Conforme já discutido previamente, não é que o mercado esteja apostando claramente contra o BC. O que o mercado não quer é pagar para ver se autoridade monetária está certa.
Dentro desse contexto, Perfeito ressalta dois pontos.
O primeiro é que acredita ser possível levar a taxa de juros a patamares equivalentes aos de outros países emergentes.
Mas isso é possível se, e somente se, esse movimento de queda da taxa de juros for acompanhado por uma série de medidas que resultem na eliminação de distorções que caracterizam nossa atual estrutura de formação de preços.
Aqui entram os temas desindexação da economia, mudança no perfil do financiamento da dívida pública e alteração na fórmula de remuneração da caderneta de poupança.
O segundo ponto é mais urgente, diz Perfeito. Na ata do encontro de janeiro, o Comitê de Política Monetária (Copom) ressaltou que o Brasil está absorvendo uma quantidade enorme de poupança externa e que esse movimento de fluxo de capitais tende a ser perene.

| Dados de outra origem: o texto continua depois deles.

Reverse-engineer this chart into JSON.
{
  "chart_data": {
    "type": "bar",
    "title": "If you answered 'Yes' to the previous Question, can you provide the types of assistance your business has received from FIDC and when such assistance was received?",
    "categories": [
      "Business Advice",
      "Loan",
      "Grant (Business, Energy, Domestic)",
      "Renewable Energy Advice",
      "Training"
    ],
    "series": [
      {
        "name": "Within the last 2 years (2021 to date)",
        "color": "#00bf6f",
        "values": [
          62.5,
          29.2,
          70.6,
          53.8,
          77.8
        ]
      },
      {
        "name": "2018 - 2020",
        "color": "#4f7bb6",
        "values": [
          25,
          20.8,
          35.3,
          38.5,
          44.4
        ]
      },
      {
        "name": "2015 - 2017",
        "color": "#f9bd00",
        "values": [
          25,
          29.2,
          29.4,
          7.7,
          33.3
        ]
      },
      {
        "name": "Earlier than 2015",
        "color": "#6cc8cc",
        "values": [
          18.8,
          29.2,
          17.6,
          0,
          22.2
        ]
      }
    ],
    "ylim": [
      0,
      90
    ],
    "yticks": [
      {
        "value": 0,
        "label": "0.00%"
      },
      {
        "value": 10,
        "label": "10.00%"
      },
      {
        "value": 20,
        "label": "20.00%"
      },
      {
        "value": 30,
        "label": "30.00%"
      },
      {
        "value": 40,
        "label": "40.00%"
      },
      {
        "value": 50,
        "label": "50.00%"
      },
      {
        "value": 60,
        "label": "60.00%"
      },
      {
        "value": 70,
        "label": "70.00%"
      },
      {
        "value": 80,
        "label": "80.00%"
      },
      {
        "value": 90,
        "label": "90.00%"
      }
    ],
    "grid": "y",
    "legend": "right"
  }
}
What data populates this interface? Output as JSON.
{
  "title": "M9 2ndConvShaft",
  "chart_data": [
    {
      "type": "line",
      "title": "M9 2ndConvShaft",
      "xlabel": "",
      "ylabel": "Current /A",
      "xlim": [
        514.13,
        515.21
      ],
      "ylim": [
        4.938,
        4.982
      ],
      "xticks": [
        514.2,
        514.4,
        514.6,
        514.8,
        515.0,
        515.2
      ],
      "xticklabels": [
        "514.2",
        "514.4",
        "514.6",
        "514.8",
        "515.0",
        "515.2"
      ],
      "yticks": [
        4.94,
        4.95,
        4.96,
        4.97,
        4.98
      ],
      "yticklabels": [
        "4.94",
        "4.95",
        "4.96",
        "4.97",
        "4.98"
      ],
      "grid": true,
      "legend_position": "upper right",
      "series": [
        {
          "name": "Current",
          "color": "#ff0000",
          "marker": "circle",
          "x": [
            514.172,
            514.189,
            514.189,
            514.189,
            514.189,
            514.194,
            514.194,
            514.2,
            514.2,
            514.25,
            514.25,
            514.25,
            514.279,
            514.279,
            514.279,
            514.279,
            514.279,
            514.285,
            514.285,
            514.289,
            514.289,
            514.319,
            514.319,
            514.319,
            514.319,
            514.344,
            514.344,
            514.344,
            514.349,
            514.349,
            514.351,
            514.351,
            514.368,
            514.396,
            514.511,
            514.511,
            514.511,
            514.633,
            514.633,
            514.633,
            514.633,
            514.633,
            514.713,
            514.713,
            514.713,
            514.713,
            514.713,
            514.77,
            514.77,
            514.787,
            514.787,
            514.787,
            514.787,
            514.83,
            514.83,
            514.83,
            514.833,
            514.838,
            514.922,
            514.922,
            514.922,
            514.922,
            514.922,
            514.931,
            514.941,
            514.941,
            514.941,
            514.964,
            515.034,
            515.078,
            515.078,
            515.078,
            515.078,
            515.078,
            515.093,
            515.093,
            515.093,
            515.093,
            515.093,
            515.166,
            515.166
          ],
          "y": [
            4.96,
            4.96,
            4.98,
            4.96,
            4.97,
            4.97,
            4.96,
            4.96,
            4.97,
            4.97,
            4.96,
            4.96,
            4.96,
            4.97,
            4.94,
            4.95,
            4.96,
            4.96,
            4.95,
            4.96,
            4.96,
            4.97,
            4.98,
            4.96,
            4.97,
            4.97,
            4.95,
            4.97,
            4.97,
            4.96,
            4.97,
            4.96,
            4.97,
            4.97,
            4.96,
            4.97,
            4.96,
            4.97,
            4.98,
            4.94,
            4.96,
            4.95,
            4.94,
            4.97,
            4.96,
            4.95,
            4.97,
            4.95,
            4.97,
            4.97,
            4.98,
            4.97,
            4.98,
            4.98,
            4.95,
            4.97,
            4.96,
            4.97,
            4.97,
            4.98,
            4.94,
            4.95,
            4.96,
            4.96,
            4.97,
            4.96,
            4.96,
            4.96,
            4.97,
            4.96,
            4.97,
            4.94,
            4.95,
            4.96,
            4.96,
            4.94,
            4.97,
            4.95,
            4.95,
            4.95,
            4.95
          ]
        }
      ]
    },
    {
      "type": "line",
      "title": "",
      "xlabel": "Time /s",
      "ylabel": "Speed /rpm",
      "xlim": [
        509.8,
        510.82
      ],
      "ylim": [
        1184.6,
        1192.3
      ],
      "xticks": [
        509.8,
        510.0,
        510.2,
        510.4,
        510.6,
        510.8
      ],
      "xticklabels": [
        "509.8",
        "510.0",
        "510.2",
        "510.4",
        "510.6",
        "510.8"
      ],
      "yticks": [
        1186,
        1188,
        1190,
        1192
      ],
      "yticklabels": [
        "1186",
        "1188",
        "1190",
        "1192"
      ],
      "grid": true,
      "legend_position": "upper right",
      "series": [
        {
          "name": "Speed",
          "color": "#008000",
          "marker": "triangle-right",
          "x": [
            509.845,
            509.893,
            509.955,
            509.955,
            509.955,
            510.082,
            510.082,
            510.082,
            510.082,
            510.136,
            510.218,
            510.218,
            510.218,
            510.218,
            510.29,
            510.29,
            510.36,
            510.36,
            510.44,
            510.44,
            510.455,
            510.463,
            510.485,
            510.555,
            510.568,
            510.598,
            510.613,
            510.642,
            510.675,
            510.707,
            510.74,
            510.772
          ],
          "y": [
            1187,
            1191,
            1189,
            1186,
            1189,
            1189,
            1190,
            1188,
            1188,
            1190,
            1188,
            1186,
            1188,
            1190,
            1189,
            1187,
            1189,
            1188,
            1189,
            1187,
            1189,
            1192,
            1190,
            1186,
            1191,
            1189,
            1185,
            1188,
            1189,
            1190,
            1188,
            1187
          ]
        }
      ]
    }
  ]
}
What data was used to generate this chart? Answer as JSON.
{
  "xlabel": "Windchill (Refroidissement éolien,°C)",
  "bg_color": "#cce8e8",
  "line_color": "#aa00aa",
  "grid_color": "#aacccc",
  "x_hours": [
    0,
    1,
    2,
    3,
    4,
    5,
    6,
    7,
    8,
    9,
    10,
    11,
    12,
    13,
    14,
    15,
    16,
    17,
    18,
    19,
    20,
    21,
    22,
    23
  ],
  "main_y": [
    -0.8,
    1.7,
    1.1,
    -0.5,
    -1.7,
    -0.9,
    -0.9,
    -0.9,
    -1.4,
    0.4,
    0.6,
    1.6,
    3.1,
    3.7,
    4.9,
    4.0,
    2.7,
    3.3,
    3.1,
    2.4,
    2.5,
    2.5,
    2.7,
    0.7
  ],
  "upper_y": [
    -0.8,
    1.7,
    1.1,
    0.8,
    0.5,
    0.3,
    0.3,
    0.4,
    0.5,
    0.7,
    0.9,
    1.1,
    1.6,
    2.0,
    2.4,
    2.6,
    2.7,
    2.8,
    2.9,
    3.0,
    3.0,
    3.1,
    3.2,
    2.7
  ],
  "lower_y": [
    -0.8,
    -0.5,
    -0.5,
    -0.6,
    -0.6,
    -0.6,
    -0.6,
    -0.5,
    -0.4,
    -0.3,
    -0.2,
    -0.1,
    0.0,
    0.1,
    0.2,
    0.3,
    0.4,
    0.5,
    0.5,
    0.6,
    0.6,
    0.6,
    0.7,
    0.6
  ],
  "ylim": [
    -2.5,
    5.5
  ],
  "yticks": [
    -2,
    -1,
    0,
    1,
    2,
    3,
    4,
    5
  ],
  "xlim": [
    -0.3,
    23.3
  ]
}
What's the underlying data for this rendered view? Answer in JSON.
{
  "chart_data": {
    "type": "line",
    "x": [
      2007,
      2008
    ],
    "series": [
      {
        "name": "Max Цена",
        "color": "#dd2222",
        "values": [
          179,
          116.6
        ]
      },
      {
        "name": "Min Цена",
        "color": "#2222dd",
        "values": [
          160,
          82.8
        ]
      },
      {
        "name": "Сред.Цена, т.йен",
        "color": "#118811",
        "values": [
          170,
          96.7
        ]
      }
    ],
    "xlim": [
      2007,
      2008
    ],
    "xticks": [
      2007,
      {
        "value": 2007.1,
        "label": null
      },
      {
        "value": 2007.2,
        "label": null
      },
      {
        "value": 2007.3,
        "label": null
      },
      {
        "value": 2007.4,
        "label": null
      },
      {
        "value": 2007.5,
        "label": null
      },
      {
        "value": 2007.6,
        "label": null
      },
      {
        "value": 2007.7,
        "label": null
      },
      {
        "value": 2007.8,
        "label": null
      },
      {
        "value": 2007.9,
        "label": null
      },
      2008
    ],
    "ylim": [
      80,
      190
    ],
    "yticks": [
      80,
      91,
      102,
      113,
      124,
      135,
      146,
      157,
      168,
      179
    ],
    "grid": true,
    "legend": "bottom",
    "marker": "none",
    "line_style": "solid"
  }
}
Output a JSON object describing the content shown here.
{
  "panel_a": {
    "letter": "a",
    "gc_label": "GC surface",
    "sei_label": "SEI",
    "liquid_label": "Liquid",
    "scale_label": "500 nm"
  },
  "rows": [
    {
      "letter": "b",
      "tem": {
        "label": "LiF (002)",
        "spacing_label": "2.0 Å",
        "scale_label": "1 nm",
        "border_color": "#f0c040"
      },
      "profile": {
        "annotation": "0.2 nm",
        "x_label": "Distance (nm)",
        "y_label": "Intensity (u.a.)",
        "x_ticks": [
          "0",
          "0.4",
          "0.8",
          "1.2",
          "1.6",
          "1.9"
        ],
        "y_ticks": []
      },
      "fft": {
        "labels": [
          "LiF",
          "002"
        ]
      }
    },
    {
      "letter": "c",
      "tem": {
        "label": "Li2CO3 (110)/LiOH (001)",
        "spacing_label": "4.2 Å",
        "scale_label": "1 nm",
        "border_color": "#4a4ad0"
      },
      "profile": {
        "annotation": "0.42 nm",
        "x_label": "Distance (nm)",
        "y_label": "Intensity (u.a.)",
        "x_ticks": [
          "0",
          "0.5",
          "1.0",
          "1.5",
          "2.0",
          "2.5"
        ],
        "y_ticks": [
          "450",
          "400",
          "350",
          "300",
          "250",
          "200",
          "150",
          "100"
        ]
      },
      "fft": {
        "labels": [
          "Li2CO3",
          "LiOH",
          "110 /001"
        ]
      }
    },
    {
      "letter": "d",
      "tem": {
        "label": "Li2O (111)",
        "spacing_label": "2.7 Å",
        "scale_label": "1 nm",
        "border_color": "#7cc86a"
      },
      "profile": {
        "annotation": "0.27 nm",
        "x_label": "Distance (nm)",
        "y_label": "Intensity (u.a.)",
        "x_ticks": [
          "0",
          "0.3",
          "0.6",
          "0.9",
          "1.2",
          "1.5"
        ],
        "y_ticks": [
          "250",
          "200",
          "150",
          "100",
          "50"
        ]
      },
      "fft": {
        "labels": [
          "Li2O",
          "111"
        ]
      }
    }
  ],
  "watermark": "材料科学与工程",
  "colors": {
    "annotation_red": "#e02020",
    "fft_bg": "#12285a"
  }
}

O resultado desse fluxo tem sua face mais clara na apreciação do real, mas também se manifesta em outras formas de apreciação de ativos.
Na visão do economista, um mercado que deve ter uma pressão altista é, justamente, o mercado de juros. Com taxas em zero, e em muitos casos negativas ao redor do mundo, a rentabilidade dos títulos brasileiros soa mais do que atraente.
Com a maior demanda por esses títulos, especialmente os de prazo mais longo, a tendência é que seu preço suba e que sua taxa de juros recue.
“Esse movimento ainda será sentido com mais força. E o que o BC está fazendo agora é jogar com o consenso de mercado para que ele ocorra mais rápido e para que a curva futura deixe de ser tão empinada”, acredita Perfeito.